Atterrissage à Hanoï. Suite aux lectures des différents blog sur internet indiquant que beaucoup de voyageurs au Vietnam ont dû faire face aux interpellations constantes et insistantes des vietnamiens, aux arnaques sur les prix et parfois même aux vols, nous sommes méfiants. Avant de passer les dernières portes vitrées qui nous feront quitter l’aéroport, depuis lesquelles d’ailleurs nous apercevons déjà des dizaines de taxis et de rabatteurs qui nous attendent, nous prenons soin de repartir nos sous en plusieurs endroits, d’enfouir nos passeports et autres papiers sous nos vêtements, et sommes d’accord sur le fait de dire non et de tracer notre route à chaque fois que quelqu’un voudra nous aborder pour nous vendre quelque chose. Les deux sacs bien accrochés, nous passons les portes et entrons officiellement sur le sol vietnamien.

Une première personne vient vers nous et nous demande : « Taxi ? » C’est parti... « No, thanks, we will take the bus ! » répondons-nous en continuant de marcher. « The bus ? Ok ! I can show you where is it, very close ! Where are you from ? France ? Ah, France... comment allez vous ? Ça va bien ? Look, bus stop is just there ! Enjoy your trip, au revoir, bye bye !» ... bah alors... sont très sympa ces vietnamiens !

Nous n’aurons aucune autre sollicitation jusqu’a l’arrivée à notre hôtel. Malheureusement mon angine n’a pas disparu et bien que la fièvre soit tombée, j’ai toujours la gorge très douloureuse et je perdrai même ma voix pendant deux jours. L’employée de l’hôtel sera aux petits soins avec moi et me préparera régulièrement des grandes tasses de thé au gingembre et au miel, qui explosent en flammes dans ma gorge mais qui à terme me soigneront parfaitement !

À Hanoï, vous le savez déjà, les rues sont envahies de scooters. Il n’y a pas de code de la route au Vietnam, ou très peu : pas de priorité à droite, pas de priorité à gauche dans les ronds points (on s’engage, charge aux autres de ralentir quand on arrive), et il est fréquent de voir des scooters ou des vélos rouler à contre sens sur les routes.


Il existe quand même des feux tricolores, mais comme il est drôlement dessiné sur les tee shirt pour touristes : Vert, j’en peux y aller ; Orange, je peux y aller ; Rouge, je peux toujours y aller !



Nous commencerons donc à nous adapter à ces nouvelles règles (ou absence de règle) à pied, et c’est déjà assez mouvementé pour le début ! Comme le dise deux français sur leur blog de voyage : « Une fois au Vietnam on s’y fait vite, et surtout on apprend à traverser une rue!
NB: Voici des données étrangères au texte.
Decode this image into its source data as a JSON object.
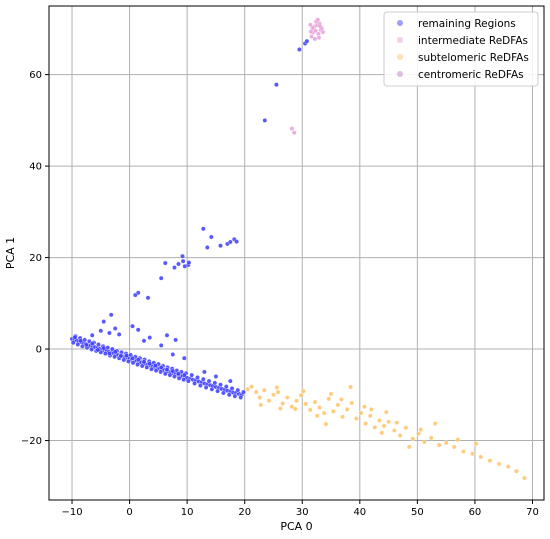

Pour cela il n’y a pas de miracle, il faut tout simplement SE LANCER! La première fois on a l’impression de tenter une opération kamikaze, mais au final on se rend compte que ça passe (presque toujours) tout seul! La règle d’or pour traverser une route au Vietnam c’est de commencer par mettre un pied sur la route. Puis avancer en faisant des petits pas! Il faut surtout ne pas paniquer lorsque les scooters commenceront à vous dépasser par tous les côtés! Et si vous voulez un conseil: ne revenez JAMAIS en arrière! Continuez à avancer en tentant de repérer les brèches dans le trafic! »

On ne se rend pas forcément compte sur les photos, mais les vidéos en attesteront 😉


Si vous vous promenez à pied à Hanoï, vous serez tout d’abord et tout le long de votre balade alpagué régulièrement par les conducteurs de tuks tuks, lesquels si vous leur répondez gentiment « non merci » vous rendront un grand sourire et s’en iront tenter leur chance ailleurs, tout simplement.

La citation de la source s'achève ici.